La violenza, oggi, si declina in molti modi. Non solo in quelli, orribili e tragici, della forza o
in quelli brutali della repressione, dell'oppressione e dell'apartheid o, ancora, in quelli, altrettanto
perniciosi, delle rigide contrapposizioni ideologico-politiche. Ma anche nelle forme subdole, e per
questo pericolosissime, del ricatto, della minaccia, delle imposizioni occulte che mirano a
condizionare le volontà e le libertà di una comunità. E se nel primo caso, dalla strage delle Due
Torri a quella dei bambini ceceni di Beslan, si parla di "violenza cieca", e in quello della politica di
"violenza verbale", nell'ultimo caso si potrebbe parlare di "violenza silenziosa".
A questo tipo di violenza fa pensare, oltre che alle genericità di cui si diceva all'inizio, la
vicenda delle dimissioni del Sindaco Cassone. Questa violenza è silenziosa non già perché muta.
Tutt'altro. I suoi effetti sono altamente eloquenti e devastanti. E' silenziosa perché, come i vampiri,
ha bisogno del buio, dell'oscurità che nasconde tracce, volti e mani. Ha bisogno dell'anonimato e
del silenzio come complicità e assuefazione ottenute con la forza del ricatto e della minaccia.

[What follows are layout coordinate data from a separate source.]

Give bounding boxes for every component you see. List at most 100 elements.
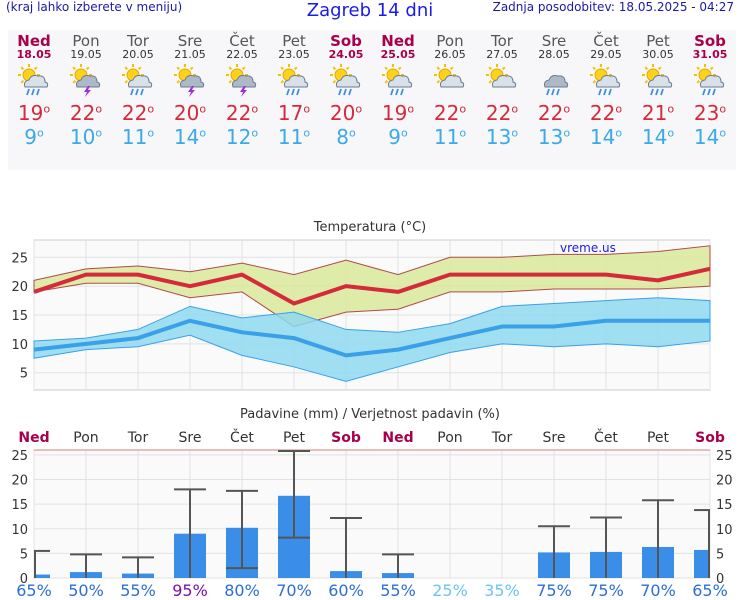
day-column: Sre 21.05 20o 14o (164, 30, 216, 170)
y-tick-label: 10 (11, 338, 28, 353)
rain-day-label: Pon (437, 430, 462, 446)
max-temperature-value: 22 (69, 101, 96, 125)
rain-day-label: Sre (543, 430, 566, 446)
rain-day-label: Sre (179, 430, 202, 446)
y-tick-label: 25 (11, 251, 28, 266)
last-updated: Zadnja posodobitev: 18.05.2025 - 04:27 (492, 0, 734, 14)
rain-day-label: Pon (73, 430, 98, 446)
rain-probability: 55% (380, 581, 416, 600)
max-temperature: 22o (69, 101, 103, 125)
temperature-chart-title: Temperatura (°C) (313, 220, 427, 235)
min-temperature-value: 13 (485, 125, 512, 149)
min-temperature-value: 11 (277, 125, 304, 149)
y-tick-label-right: 25 (716, 449, 733, 464)
max-temperature: 17o (277, 101, 311, 125)
sun-cloud-rain-icon (580, 61, 632, 99)
rain-probability: 75% (588, 581, 624, 600)
max-temp-range-band (33, 245, 711, 328)
rain-probability: 80% (224, 581, 260, 600)
max-temperature-value: 23 (693, 101, 720, 125)
max-temperature-value: 22 (589, 101, 616, 125)
day-name: Pon (72, 32, 100, 50)
rain-day-label: Tor (491, 430, 513, 446)
min-temperature-value: 14 (693, 125, 720, 149)
day-column: Tor 27.05 22o 13o (476, 30, 528, 170)
max-temperature-value: 22 (433, 101, 460, 125)
rain-bar (694, 549, 710, 578)
max-temperature-value: 22 (225, 101, 252, 125)
day-date: 26.05 (434, 48, 466, 61)
max-temperature: 19o (381, 101, 415, 125)
rain-day-label: Pet (647, 430, 670, 446)
rain-day-label: Čet (594, 428, 618, 446)
min-temperature: 11o (433, 125, 467, 149)
day-name: Tor (127, 32, 149, 50)
sun-cloud-icon (476, 61, 528, 99)
min-temperature-value: 12 (225, 125, 252, 149)
max-temperature: 22o (121, 101, 155, 125)
max-temperature-value: 19 (17, 101, 44, 125)
max-temperature: 22o (589, 101, 623, 125)
max-temperature: 19o (17, 101, 51, 125)
y-tick-label-right: 5 (716, 547, 724, 562)
day-name: Čet (229, 32, 255, 50)
min-temp-range-band (33, 297, 711, 382)
day-date: 30.05 (642, 48, 674, 61)
min-temperature-value: 11 (121, 125, 148, 149)
day-date: 25.05 (380, 48, 416, 61)
sun-cloud-rain-icon (268, 61, 320, 99)
day-date: 24.05 (328, 48, 364, 61)
sun-cloud-rain-icon (684, 61, 736, 99)
sun-cloud-rain-icon (372, 61, 424, 99)
min-temperature-value: 14 (173, 125, 200, 149)
min-temperature: 10o (69, 125, 103, 149)
max-temperature: 22o (537, 101, 571, 125)
day-date: 21.05 (174, 48, 206, 61)
rain-probability: 25% (432, 581, 468, 600)
max-temperature-value: 20 (173, 101, 200, 125)
min-temperature-value: 8 (336, 125, 349, 149)
sun-cloud-icon (424, 61, 476, 99)
max-temperature: 22o (433, 101, 467, 125)
max-temperature: 22o (485, 101, 519, 125)
day-name: Sob (694, 32, 726, 50)
y-tick-label-right: 10 (716, 523, 733, 538)
location-hint[interactable]: (kraj lahko izberete v meniju) (6, 0, 183, 14)
day-name: Pet (646, 32, 670, 50)
rain-day-label: Čet (230, 428, 254, 446)
day-name: Pon (436, 32, 464, 50)
min-temperature: 12o (225, 125, 259, 149)
rain-day-label: Tor (127, 430, 149, 446)
y-tick-label-right: 20 (716, 474, 733, 489)
y-tick-label-left: 15 (11, 498, 28, 513)
watermark: vreme.us (560, 241, 616, 255)
min-temperature: 9o (388, 125, 408, 149)
rain-day-label: Sob (331, 430, 361, 446)
rain-probability: 95% (172, 581, 208, 600)
min-temperature: 13o (537, 125, 571, 149)
min-temperature-value: 9 (388, 125, 401, 149)
day-date: 18.05 (16, 48, 52, 61)
y-tick-label: 15 (11, 309, 28, 324)
day-date: 31.05 (692, 48, 728, 61)
y-tick-label-left: 0 (20, 572, 28, 587)
cloud-rain-icon (528, 61, 580, 99)
min-temperature-value: 9 (24, 125, 37, 149)
page-title: Zagreb 14 dni (306, 0, 434, 21)
day-column: Sob 31.05 23o 14o (684, 30, 736, 170)
sun-cloud-rain-icon (112, 61, 164, 99)
day-name: Pet (282, 32, 306, 50)
day-name: Ned (381, 32, 415, 50)
min-temperature: 8o (336, 125, 356, 149)
day-name: Ned (17, 32, 51, 50)
max-temperature: 23o (693, 101, 727, 125)
rain-probability: 70% (276, 581, 312, 600)
day-name: Sre (177, 32, 203, 50)
day-date: 27.05 (486, 48, 518, 61)
day-column: Pon 26.05 22o 11o (424, 30, 476, 170)
max-temperature-value: 22 (121, 101, 148, 125)
min-temperature: 14o (589, 125, 623, 149)
min-temperature-value: 11 (433, 125, 460, 149)
day-column: Ned 25.05 19o 9o (372, 30, 424, 170)
day-date: 22.05 (226, 48, 258, 61)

E' una
forma subdola e terribile di violenza perché è pura, assoluta. Non ha alibi, non ha alcun terreno su
cui poggiare. E' come sospesa nel vuoto. E può sopravvivere solo attraverso il silenzio. Tutto ciò, se
non fosse tragico, sembrerebbe banale e paradossale. Che violenza è mai quella che impone
violentemente il silenzio col silenzio? E' enorme, perché condiziona la volontà, le coscienze; perché
impone la sua legge alla convivenza civile. E una convivenza le cui scelte siano imposte dal buio
della violenza è, oltre che un paradosso, una ferita non rimarginabile inferta nel tessuto vivente
della democrazia.
L'unico modo per contrastare e vincere questa violenza peggiore di ogni violenza è quello di
far saltare la sua valvola vitale: il silenzio. Bisogna parlare. Di più: bisogna urlare con tutto il fiato
che si ha in gola e dire a chi manda messaggi dalle caverne che non passerà. Il Sindaco Cassone ha
già dato l'esempio parlando e denunciando. Denunciando ai suoi concittadini gli avvertimenti e le
minacce di cui è stato fatto oggetto. E parlando forte alle altre componenti della società politica
affinché non accada più (come purtroppo molte volte è accaduto in passato) che un uomo che
governa una città sia e appaia solo. Noi dobbiamo unire le nostre voci alla sua. E non solo per un
elementare senso di `solidarietà democratica' come, sempre più stancamente, si ripete ogni volta
che si verificano fatti simili. Ma soprattutto per urlare nelle orecchie di chi sta nel buio e vuole
condizionare le nostre vite. Perché è della nostra vita, della nostra libertà e dei nostri destini che si
tratta, non solo di quella del Sindaco di Villa S. Giovanni. Guai se si pensasse che si tratta di "affari
loro", delle solite "cose della politica" come sfera separata. Guai, perché questa estraneità e questo
silenzio ridarebbero nuovo ossigeno a quella violenza.
Certo, gli attestati di solidarietà espressi a Cassone da parte del mondo politico attraverso le
televisioni e i giornali sono una cosa buona. Ma bisogna parlare più forte. E non è detto che l'urlo di
una comunità si debba misurare per forza in decibel. Anche esso si può testimoniare nel silenzio.
Per esempio facendo sentire la propria vicinanza al Sindaco e, tramite lui, alle istituzioni
democratiche; facendo sentire la propria determinazione a non accettare imposizioni e ambigue
convivenze. Per esempio illuminando con migliaia e migliaia di fiaccole le piazze e i vicoli della
propria città, facendo, anche qui, sentire a chi sta nel buio delle caverne che il chiarore abbagliante
della ragione arriverà presto anche lì.